Read the original story on: WSJ Blog
Few major mobile wallet providers, save maybe for LevelUp, have done a great job integrating into store loyalty programs. For now, Apple Pay doesn’t work with corporate credit cards or certain co-branded cards tied to loyalty programs. It is crucial for the mobile payment industry to figure out how to combine those elements in order to create a seamless and rewarding shopping experience on mobile that customers actually love to use.
It’s always a good sign when a startup’s technology keeps popping up in your favorite places. We’ve been tracking mobile payments company LevelUp since 2011, but recently it’s become part of our everyday lives as the platform has been adopted by our go-to coffee and salad spots Gregory’s and Fresh & Co.

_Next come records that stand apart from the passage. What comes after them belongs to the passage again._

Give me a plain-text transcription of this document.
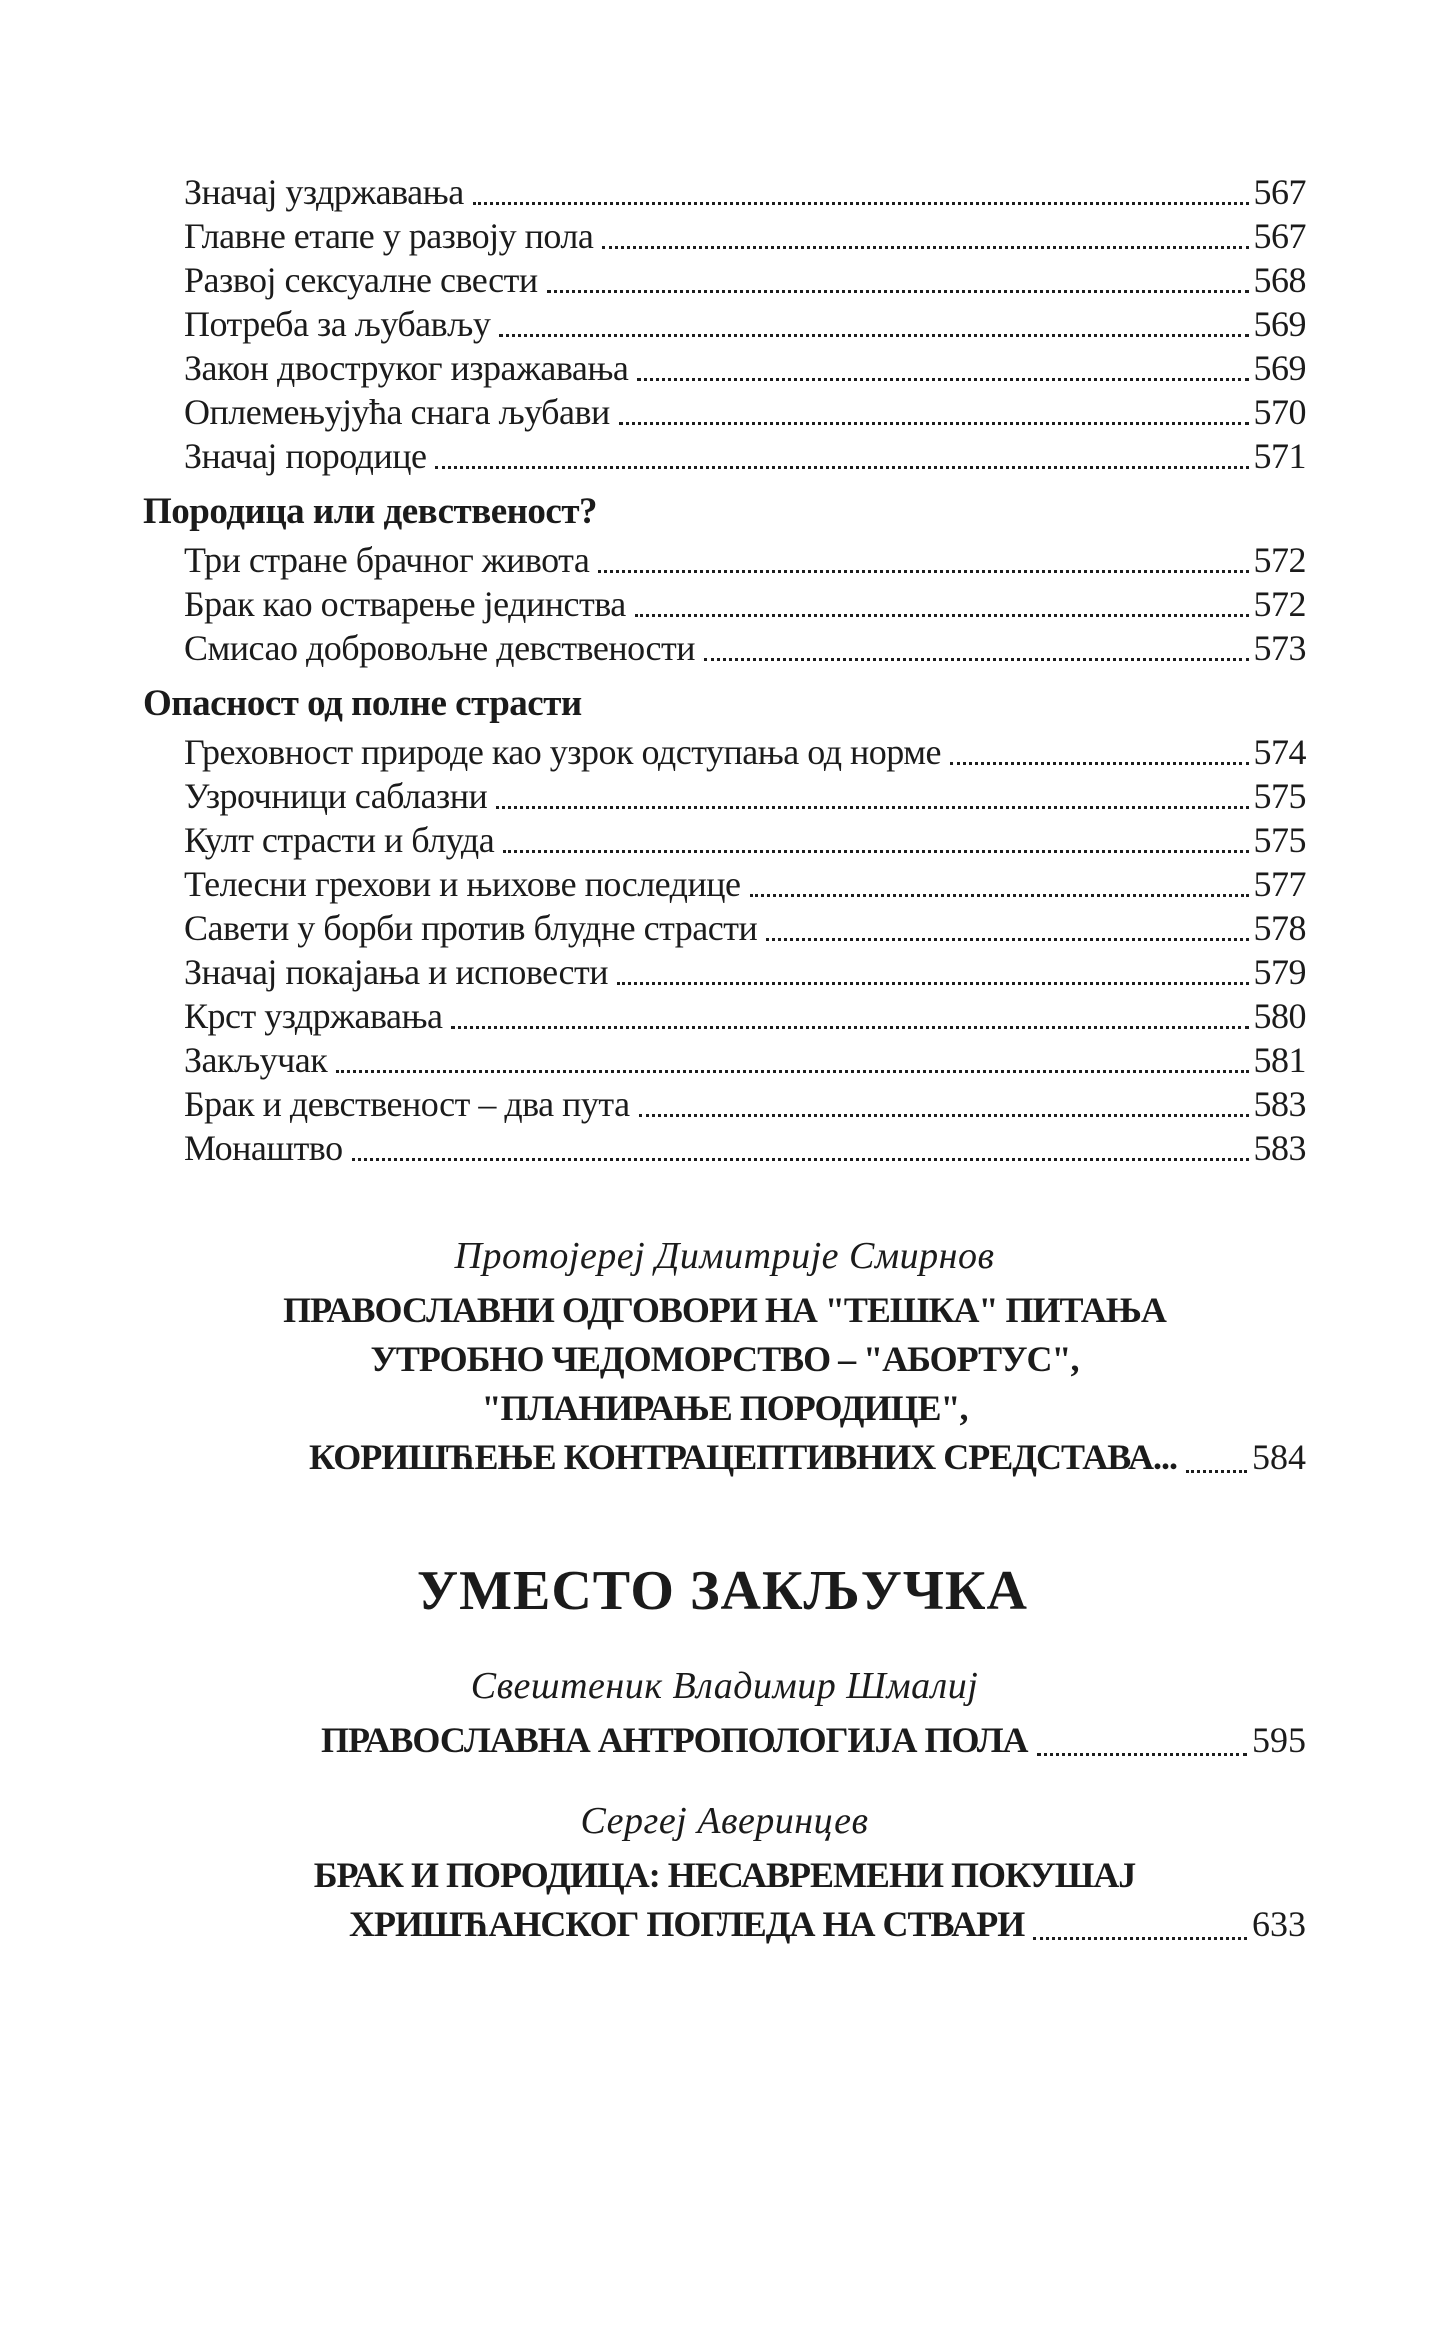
Значај уздржавања	567
Главне етапе у развоју пола	567
Развој сексуалне свести	568
Потреба за љубављу	569
Закон двоструког изражавања	569
Оплемењујућа снага љубави	570
Значај породице	571
Породица или девственост?
Три стране брачног живота	572
Брак као остварење јединства	572
Смисао добровољне девствености	573
Опасност од полне страсти
Греховност природе као узрок одступања од норме	574
Узрочници саблазни	575
Култ страсти и блуда	575
Телесни грехови и њихове последице	577
Савети у борби против блудне страсти	578
Значај покајања и исповести	579
Крст уздржавања	580
Закључак	581
Брак и девственост – два пута	583
Монаштво	583
Протојереј Димитрије Смирнов
ПРАВОСЛАВНИ ОДГОВОРИ НА "ТЕШКА" ПИТАЊА
УТРОБНО ЧЕДОМОРСТВО – "АБОРТУС",
"ПЛАНИРАЊЕ ПОРОДИЦЕ",
КОРИШЋЕЊЕ КОНТРАЦЕПТИВНИХ СРЕДСТАВА... 584
УМЕСТО ЗАКЉУЧКА
Свештеник Владимир Шмалиј
ПРАВОСЛАВНА АНТРОПОЛОГИЈА ПОЛА	595
Сергеј Аверинцев
БРАК И ПОРОДИЦА: НЕСАВРЕМЕНИ ПОКУШАЈ
ХРИШЋАНСКОГ ПОГЛЕДА НА СТВАРИ	633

LevelUp’s mobile application leverages QR technology to enable local businesses to process mobile transactions via smartphones. Stores place a small box shaped LevelUp scanner at the counter, and customers scan a QR code within their app to process their payment. LevelUp also allows businesses to activate loyalty programs with the platform to reward consumers for repeat visits, first time visits, or spending significant time in a location.
For now the technology is deployed in a number of major cities including Boston, Chicago, Philadelphia, St. Louis, New York City, Atlanta, San Francisco and Seattle. Based on feedback from clients in those cities, LevelUp is seeing increasing demand for white label integration into brands’ existing apps. Data indicates the white label solutions also are most effective for engagement— businesses using LevelUp’s app see 11-14% of users using the platform for payments, while those integrating it into their own apps typically see 24% adoption.
Results like that are competitive to forward-thinking brands like Starbucks, and make LevelUp a great potential solution for any brick and mortar location looking for a plug-and-play payment and loyalty solution. LevelUp is also finding great success with a “Re-Engagement” targeting feature, which allows businesses to lure customers with offers if they haven’t made a payment at a location for a certain amount of time.
The company offers a pay-for-performance model for campaigns reaching out to consumers– typically businesses pay a 25% fee based on the redemption of offers (if a consumer redeems a $10 offer, LevelUp would get paid $2.50). For now Food Services drives most of its businesses, but expect to see Retail follow suit as the company continues to build traction.